Ever since 232 new MPs were elected to Parliament at the last General Election, political commentators and journalists have been playing at trying to predict who will be the most successful of the Class of 2010.

Many recent articles and papers have sought to identify the rising stars. These have been generally well-informed and most of the individuals covered will no doubt have highly successful political careers. But they have also been subjective and observational in nature with little or no evidential base. There's nothing wrong with this, but we thought there was room for a different approach.

The Future Face of British Politics? report was designed to test the hypothesis that politicians can be assessed as to how well they are doing and their likely progression from a combination of independent measurable factors. There is no suggestion that this methodology is perfect. Indeed, we are acutely aware of some of the issues with the data. However we have sought to apply a consistent and detailed approach, collating as much relevant, reliable and quantifiable evidence as possible.

We devised a system that potentially measures future success by applying a series of 17 available metrics across the parliamentary and media activity of the new MPs. Some of these factors are well established but others are new (speaking at party conference fringe events, the number of Twitter followers and Facebook presence, appearances on Question Time and Any Questions and their rating on the SexyMP.co.uk).

Clearly some are more important than others: the number of Twitter followers an MP has is of less importance and influence than sitting on a Departmental Select Committee. So we weighted the scoring in favour of those factors we thought were the most important.

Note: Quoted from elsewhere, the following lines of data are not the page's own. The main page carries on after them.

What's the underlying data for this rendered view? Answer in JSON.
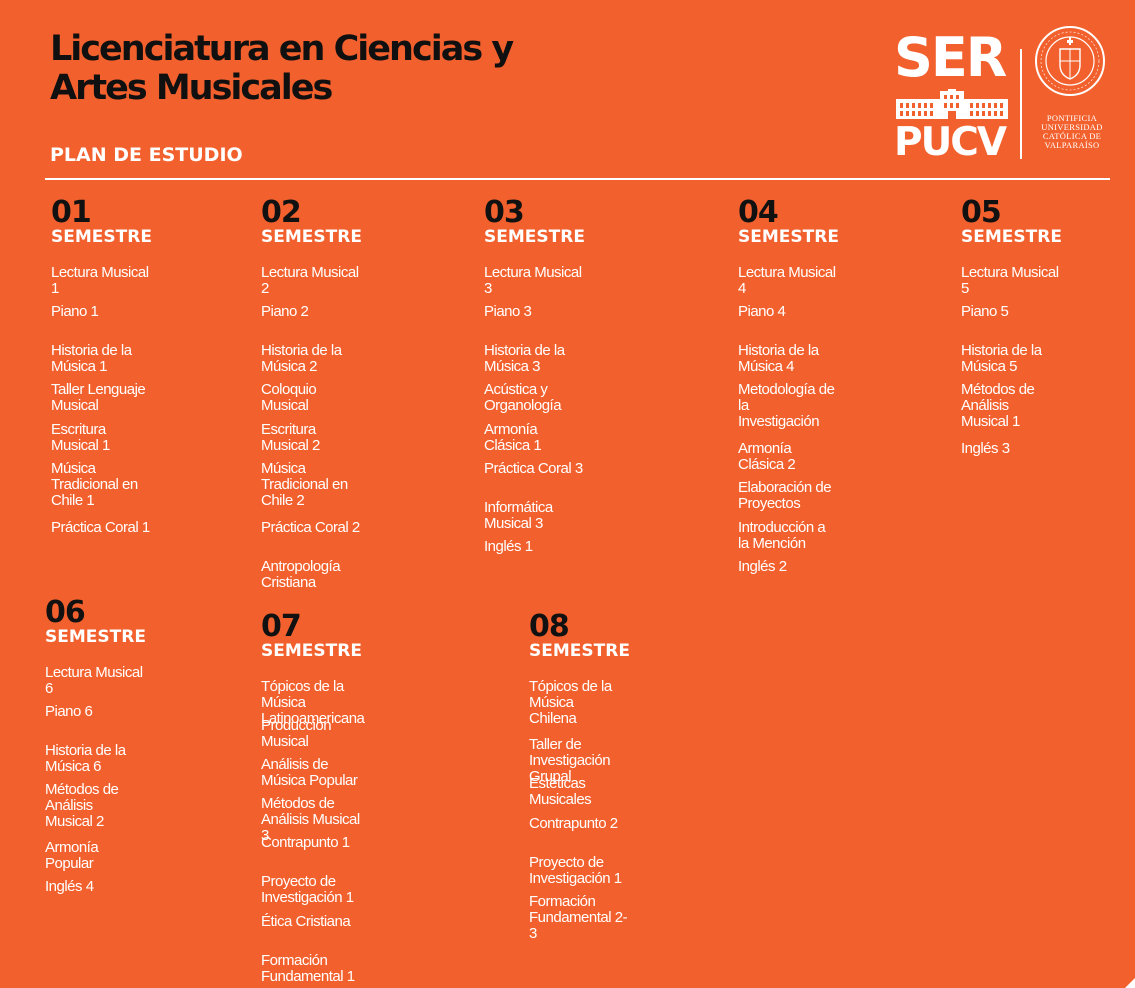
{
  "header": {
    "title_line1": "Licenciatura en Ciencias y",
    "title_line2": "Artes Musicales",
    "subtitle": "PLAN DE ESTUDIO"
  },
  "logo": {
    "ser": "SER",
    "pucv": "PUCV",
    "university_line1": "PONTIFICIA",
    "university_line2": "UNIVERSIDAD",
    "university_line3": "CATÓLICA DE",
    "university_line4": "VALPARAÍSO"
  },
  "colors": {
    "background": "#f2612d",
    "number": "#111111",
    "text": "#ffffff"
  },
  "semesters": [
    {
      "number": "01",
      "label": "SEMESTRE",
      "courses": [
        "Lectura Musical 1",
        "Piano 1",
        "Historia de la Música  1",
        "Taller Lenguaje Musical",
        "Escritura Musical 1",
        "Música Tradicional en\nChile 1",
        "Práctica Coral 1"
      ]
    },
    {
      "number": "02",
      "label": "SEMESTRE",
      "courses": [
        "Lectura Musical 2",
        "Piano 2",
        "Historia de la Música  2",
        "Coloquio Musical",
        "Escritura Musical 2",
        "Música Tradicional en\nChile 2",
        "Práctica Coral 2",
        "Antropología Cristiana"
      ]
    },
    {
      "number": "03",
      "label": "SEMESTRE",
      "courses": [
        "Lectura Musical 3",
        "Piano 3",
        "Historia de la Música  3",
        "Acústica y Organología",
        "Armonía Clásica 1",
        "Práctica Coral 3",
        "Informática Musical 3",
        "Inglés 1"
      ]
    },
    {
      "number": "04",
      "label": "SEMESTRE",
      "courses": [
        "Lectura Musical 4",
        "Piano 4",
        "Historia de la Música  4",
        "Metodología de la\nInvestigación",
        "Armonía Clásica 2",
        "Elaboración de Proyectos",
        "Introducción a la Mención",
        "Inglés 2"
      ]
    },
    {
      "number": "05",
      "label": "SEMESTRE",
      "courses": [
        "Lectura Musical 5",
        "Piano 5",
        "Historia de la Música  5",
        "Métodos de Análisis\nMusical 1",
        "Inglés 3"
      ]
    },
    {
      "number": "06",
      "label": "SEMESTRE",
      "courses": [
        "Lectura Musical 6",
        "Piano 6",
        "Historia de la Música  6",
        "Métodos de Análisis\nMusical 2",
        "Armonía Popular",
        "Inglés 4"
      ]
    },
    {
      "number": "07",
      "label": "SEMESTRE",
      "courses": [
        "Tópicos de la Música Latinoamericana",
        "Producción Musical",
        "Análisis de Música Popular",
        "Métodos de Análisis Musical 3",
        "Contrapunto 1",
        "Proyecto de Investigación 1",
        "Ética Cristiana",
        "Formación Fundamental 1"
      ]
    },
    {
      "number": "08",
      "label": "SEMESTRE",
      "courses": [
        "Tópicos de la Música\nChilena",
        "Taller de Investigación Grupal",
        "Estéticas Musicales",
        "Contrapunto 2",
        "Proyecto de Investigación 1",
        "Formación Fundamental 2-3"
      ]
    }
  ]
}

Some further key measures were considered and discounted, while we were unable to use some that we would have liked to include because of the lack of data (e.g. accurate statistical data on the impact of the new boundary changes at the next election) or limited resources (e.g. consideration and breakdown between national and local media mentions).

Interestingly, the report does indicate that likely future political success can be measured. With some exceptions, the stars you would expect to feature score highly. The findings suggest some interesting trends:

  • The more traditional, capable parliamentarian is in danger of seeing his or her power and influence eclipsed
  • Established media remains more important in generating media profile than social media
  • The ability to communicate is a key skill in building influence and becoming a star
  • A continued strengthening of the Westminster village political class
  • The process by which our MPs enter politics and get elected is speeding up and becoming more homogeneous
  • Looks increasingly matter
  • Content counts
  • Exaggerated ranking of independent strong characters
  • It is still difficult to spot the very best of the crop

Our attempt at measuring success was certainly far from perfect and some of the data sets could certainly be improved. No statistical analysis can hope to capture some of the subtle connections and influence that exists among the political class, nor can it accurately measure charisma and that elusive "X-factor". But we hope that the report makes a useful contribution to how we can judge our MPs.

Politics is changing and inevitably what needs to be done to play the modern political game is changing as well. Whether the rise of the celebrity MP is good for politics — or the constituents that they have been elected to represent — is for all to judge.